The Terminal Review
A military coup in the Eastern European republic of Krakozhia creates a strange bureaucratic paradox when one of its citizens, a Mr Viktor Navorski (Tom Hanks) arrives at JFK airport for a visit to New York. Since Viktor's country is no longer recognised by the United States and his passport is invalid, the head of airport security, Frank Dixon (Stanley Tucci), explains he cannot be allowed to step onto American soil but at the same time he doesn't have valid documents to board a return flight home. Until the crisis in Krakozhia is resolved, Viktor must remain indefinitely within the confines of the international departure lounge.
As hours stretch into days and days into weeks, Viktor learns to make the best of his predicament and to use the terminal's facilities to his advantage. His Krakhozian money is no good so he pays for food and supplies by collecting baggage trolleys and returning them for a quarter. He turns a new wing still under construction into a makeshift home and teaches himself English from books and magazines bought in a gift shop. As time passes, Viktor befriends a handful of sympathetic airport employees who help him out when they can and he even finds romance with a beautiful stewardess named Amelia Warren (Catherine Zeta Jones). In the meantime, the rule-fixated Dixon is becoming more and more perturbed by Viktor's presence in his airport and he starts looking for a way to have him removed and made somebody else's problem.
The main appeal of The Terminal comes from its hero's resourcefulness in the face of an absurd, unfair situation. Screenwriters Sacha Gervasi and Jeff Nathanson understand the appeal of watching the little guy prevail against the system and their inventive script gets a lot of mileage out of its simple premise. At two hours and fifteen minutes, the film doesn't feel long. Nor is it as sentimental as you'd expect. The romance between Viktor and Amelia is handled in quite an adult way and the story's inevitable resolution is quietly moving rather than tearjerking, thanks to a touching twist involving Viktor's reason for coming to the Big Apple.

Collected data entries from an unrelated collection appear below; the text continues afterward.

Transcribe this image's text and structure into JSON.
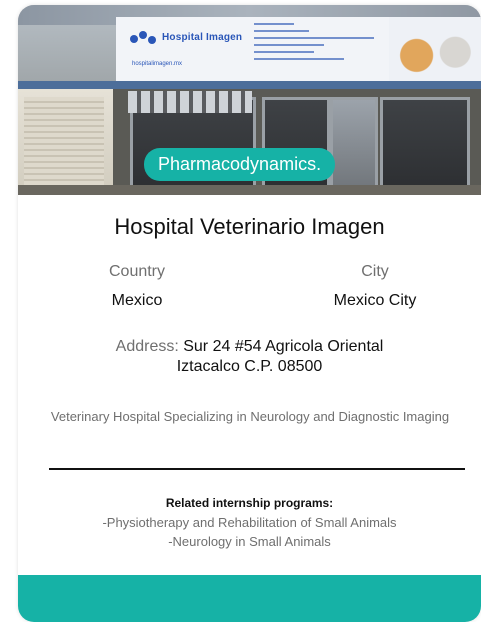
{
  "card": {
    "category_tag": "Pharmacodynamics.",
    "title": "Hospital Veterinario Imagen",
    "country_label": "Country",
    "country_value": "Mexico",
    "city_label": "City",
    "city_value": "Mexico City",
    "address_label": "Address:",
    "address_line1": "Sur 24 #54 Agricola Oriental",
    "address_line2": "Iztacalco C.P. 08500",
    "description": "Veterinary Hospital Specializing in Neurology and Diagnostic Imaging",
    "related_title": "Related internship programs:",
    "programs": [
      "-Physiotherapy and Rehabilitation of Small Animals",
      "-Neurology in Small Animals"
    ]
  },
  "photo": {
    "sign_text": "Hospital Imagen",
    "sign_url": "hospitalimagen.mx"
  },
  "colors": {
    "accent": "#16b2a6",
    "text": "#111111",
    "muted": "#6f6f6f"
  }
}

There are occasional lapses into sitcom cuteness, like Viktor playing matchmaker for a lovesick porter. The plot mechanics sometimes reveal themselves, particularly with regards to Stanley Tucci's character. Although Tucci does a good job playing the bureaucratic villain, the screenplay never gives him a good reason for persecuting Viktor when it might be in his best interests to help him. These are minor complaints however about a charming and engaging comedy that's directed by Steven Spielberg with the same deft touch he brought to Catch Me If You Can. Tom Hanks, making his third film for the director, adds another memorable character to his repertoire and special kudos must go to Alex McDowell, who designed the vast and amazingly convincing airport set. This year's Oscar for Best Production Design seems well and truly sewn up.